Under the pseudonym Jane Beauclerk, Engh published her first science fiction story, “We Serve the Star of Freedom,” in the July 1964 issue of the Magazine of Fantasy & Science Fiction. Over the next four decades, her short fiction appeared in a wide range of markets including Universe 1, Isaac Asimov's Science Fiction Magazine and Arabesques.

In 1976 Engh published her first novel, Arslan, about a future United States conquered by a third-world power, to widespread critical acclaim. She followed that with Wheel of the Winds in 1988 and Rainbow Man in 1993.

"The reason I haven't been turning out SF in recent decades is that I'm up to my neck in historical projects," Engh said. “"I've been working on The Womb of God, a projected trilogy of historical novels on the life and times of the 5th-century Roman empress Galla Placidia, and--the biggest time-absorber--collaborating with my historian friend Kathy Meyer on a massive reference work to be called Femina Habilis: A Biographical Dictionary of Active Women in the Ancient Roman World from Earliest Times to 527 C.E."

"Plus, I do have a few chapters of a science fiction novel I hope to finish someday," she said.

Engh's other works range from non-fiction (2007's In the Name of Heaven: 3,000 Years of Religious Persecution) to children's fiction (1987's The House in the Snow) as well as poetry. Her past honors include the National Endowment for the Arts Creative Writing Fellowship Grant, 1982, the Mellon "Starving Artist Award," 1997, and the Women’s Classical Caucus Oral Paper Award for 1999, shared with Kathryn E. Meyer.

Engh lives in eastern Washington state where she shares a house and a very large garden with her younger son and daughter-in-law, one dog and four cats. She maintains a website at www.mjengh.com.
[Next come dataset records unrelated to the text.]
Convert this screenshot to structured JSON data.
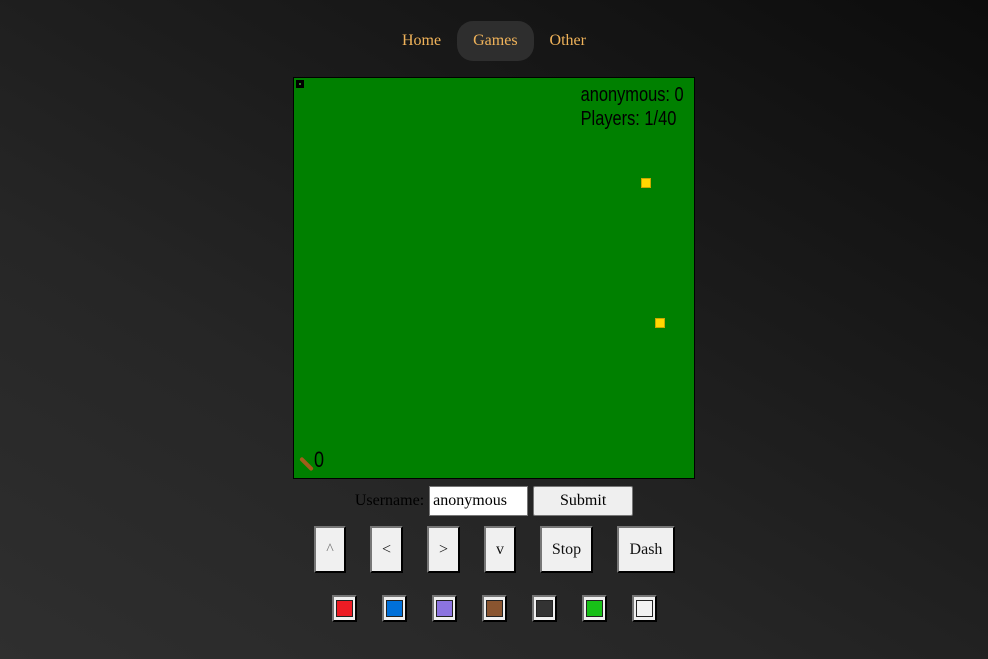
{
  "nav": {
    "items": [
      {
        "label": "Home",
        "active": false
      },
      {
        "label": "Games",
        "active": true
      },
      {
        "label": "Other",
        "active": false
      }
    ]
  },
  "game": {
    "score_line": "anonymous: 0",
    "players_line": "Players: 1/40",
    "stick_count": "0",
    "background_color": "#008000",
    "food_color": "#ffd700"
  },
  "user": {
    "label": "Username:",
    "input_value": "anonymous",
    "submit_label": "Submit"
  },
  "controls": {
    "up": "^",
    "left": "<",
    "right": ">",
    "down": "v",
    "stop": "Stop",
    "dash": "Dash"
  },
  "colors": [
    {
      "name": "red",
      "hex": "#ed1c24"
    },
    {
      "name": "blue",
      "hex": "#0070d9"
    },
    {
      "name": "purple",
      "hex": "#8c74e0"
    },
    {
      "name": "brown",
      "hex": "#8a5530"
    },
    {
      "name": "dark-gray",
      "hex": "#333333"
    },
    {
      "name": "green",
      "hex": "#18c018"
    },
    {
      "name": "white",
      "hex": "#f2f2f2"
    }
  ]
}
Science Fiction and Fantasy Writers of America inaugurated the Author Emeritus program in 1995 as a way to recognize and appreciate senior writers in the genres of science fiction and fantasy who have made significant contributions to our field but who are no longer active or whose excellent work may no longer be as widely known as it once was. The Author Emeritus speaks at the Nebula Awards Banquet.